First lab in the world
“It’s quite unique in the world to have such a system,” Wegener explains as he walks around it. “We are probably the first and most ambitious lab in the world when it comes to large size additive manufacturing.” The machine is still partly covered in plastic wrap, to protect it during transport and installation. It comprises two big manipulators that can move an object in multiple directions while it is being welded by what is without a doubt the eye-catcher of the machine: a red robotic welding arm, attached to an assembly line which makes it highly manoeuvrable.

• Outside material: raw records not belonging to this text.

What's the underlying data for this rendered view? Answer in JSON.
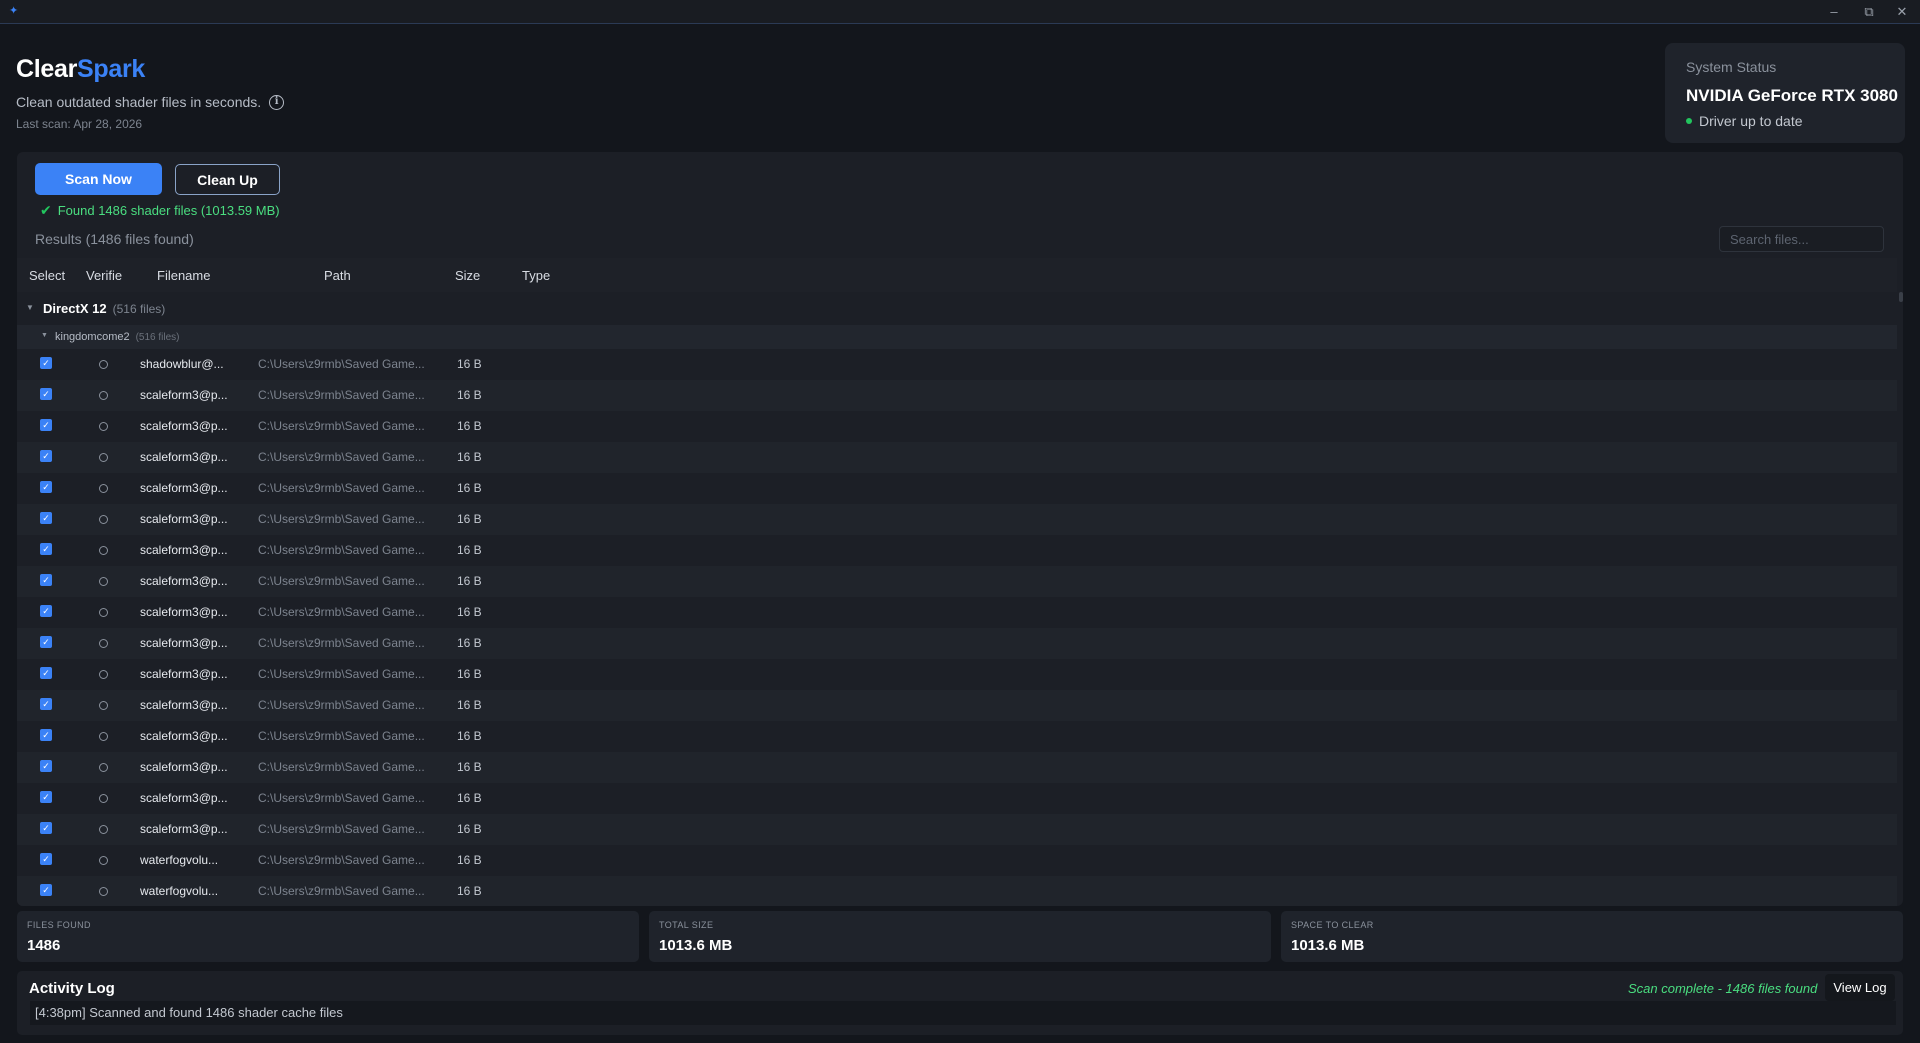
{
  "window": {
    "minimize": "–",
    "restore": "⧉",
    "close": "✕"
  },
  "header": {
    "brand_part1": "Clear",
    "brand_part2": "Spark",
    "tagline": "Clean outdated shader files in seconds.",
    "last_scan": "Last scan: Apr 28, 2026"
  },
  "system_status": {
    "title": "System Status",
    "gpu": "NVIDIA GeForce RTX 3080",
    "driver": "Driver up to date"
  },
  "toolbar": {
    "scan_label": "Scan Now",
    "clean_label": "Clean Up",
    "found_message": "Found 1486 shader files (1013.59 MB)",
    "results_label": "Results (1486 files found)",
    "search_placeholder": "Search files..."
  },
  "table": {
    "columns": [
      "Select",
      "Verifie",
      "Filename",
      "Path",
      "Size",
      "Type"
    ],
    "group": {
      "name": "DirectX 12",
      "count": "(516 files)"
    },
    "subgroup": {
      "name": "kingdomcome2",
      "count": "(516 files)"
    },
    "rows": [
      {
        "filename": "shadowblur@...",
        "path": "C:\\Users\\z9rmb\\Saved Game...",
        "size": "16 B"
      },
      {
        "filename": "scaleform3@p...",
        "path": "C:\\Users\\z9rmb\\Saved Game...",
        "size": "16 B"
      },
      {
        "filename": "scaleform3@p...",
        "path": "C:\\Users\\z9rmb\\Saved Game...",
        "size": "16 B"
      },
      {
        "filename": "scaleform3@p...",
        "path": "C:\\Users\\z9rmb\\Saved Game...",
        "size": "16 B"
      },
      {
        "filename": "scaleform3@p...",
        "path": "C:\\Users\\z9rmb\\Saved Game...",
        "size": "16 B"
      },
      {
        "filename": "scaleform3@p...",
        "path": "C:\\Users\\z9rmb\\Saved Game...",
        "size": "16 B"
      },
      {
        "filename": "scaleform3@p...",
        "path": "C:\\Users\\z9rmb\\Saved Game...",
        "size": "16 B"
      },
      {
        "filename": "scaleform3@p...",
        "path": "C:\\Users\\z9rmb\\Saved Game...",
        "size": "16 B"
      },
      {
        "filename": "scaleform3@p...",
        "path": "C:\\Users\\z9rmb\\Saved Game...",
        "size": "16 B"
      },
      {
        "filename": "scaleform3@p...",
        "path": "C:\\Users\\z9rmb\\Saved Game...",
        "size": "16 B"
      },
      {
        "filename": "scaleform3@p...",
        "path": "C:\\Users\\z9rmb\\Saved Game...",
        "size": "16 B"
      },
      {
        "filename": "scaleform3@p...",
        "path": "C:\\Users\\z9rmb\\Saved Game...",
        "size": "16 B"
      },
      {
        "filename": "scaleform3@p...",
        "path": "C:\\Users\\z9rmb\\Saved Game...",
        "size": "16 B"
      },
      {
        "filename": "scaleform3@p...",
        "path": "C:\\Users\\z9rmb\\Saved Game...",
        "size": "16 B"
      },
      {
        "filename": "scaleform3@p...",
        "path": "C:\\Users\\z9rmb\\Saved Game...",
        "size": "16 B"
      },
      {
        "filename": "scaleform3@p...",
        "path": "C:\\Users\\z9rmb\\Saved Game...",
        "size": "16 B"
      },
      {
        "filename": "waterfogvolu...",
        "path": "C:\\Users\\z9rmb\\Saved Game...",
        "size": "16 B"
      },
      {
        "filename": "waterfogvolu...",
        "path": "C:\\Users\\z9rmb\\Saved Game...",
        "size": "16 B"
      }
    ]
  },
  "stats": [
    {
      "label": "FILES FOUND",
      "value": "1486"
    },
    {
      "label": "TOTAL SIZE",
      "value": "1013.6 MB"
    },
    {
      "label": "SPACE TO CLEAR",
      "value": "1013.6 MB"
    }
  ],
  "activity_log": {
    "title": "Activity Log",
    "status": "Scan complete - 1486 files found",
    "view_log_label": "View Log",
    "entries": [
      "[4:38pm] Scanned and found 1486 shader cache files"
    ]
  },
  "colors": {
    "accent": "#3b82f6",
    "success": "#4ade80",
    "background": "#13161c",
    "panel": "#1c1f26"
  },
  "icons": [
    "app-icon",
    "info-icon",
    "check-icon",
    "chevron-down-icon",
    "status-dot-icon"
  ]
}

The machine is based on a technology called Wire Arc Additive Manufacturing (WAAM), which is at present the most suitable technology for the production of large metal parts. It uses an electric arc as its heat source and steel wire as feedstock; it has various technical advantages and is much cheaper and less time-consuming, as it makes use of ready-made steel objects to be printed on. Wegener: “This means that, when a propeller is made for example, the welding machine doesn’t have to print the core of the object first, but only has to weld the blades. That saves a lot of time.”
Multiple objects at once
It is quite special to be able to get a view of the machine out in the open, stripped of any protection. Once in use, it will be covered by light blocking blinds and topped off with an exhaust system. “Those are scheduled to be delivered later this week”, Wegener says. “Just like the feedstock, which will be supplied from a big barrel containing 250 kilograms of steel wire.” The printer will be able to work on multiple objects at the same time. Apart from the wire stock, it will also make use of shielding gas, to shield the process from contaminants in the air. And of course there is the software, which translates code into instructions for the welding robot.
The machinery is installed by RAMLAB partner Valk Welding, a specialist when it comes to developing and delivering robotic welding systems. The company has also provided RAMLAB with a slightly smaller system, which has already been in use for 3 months. Valk Welding is not the only company supplying hardware to RAMLAB, which makes this field lab so special, according to Wegener. “Everybody is working together on this. And that’s the true power of RAMLAB: we don’t waste time talking, but we are working hard to get things done. It’s the Rotterdam ‘can do’ mentality. And that’s what will ultimately make RAMLAB a success!”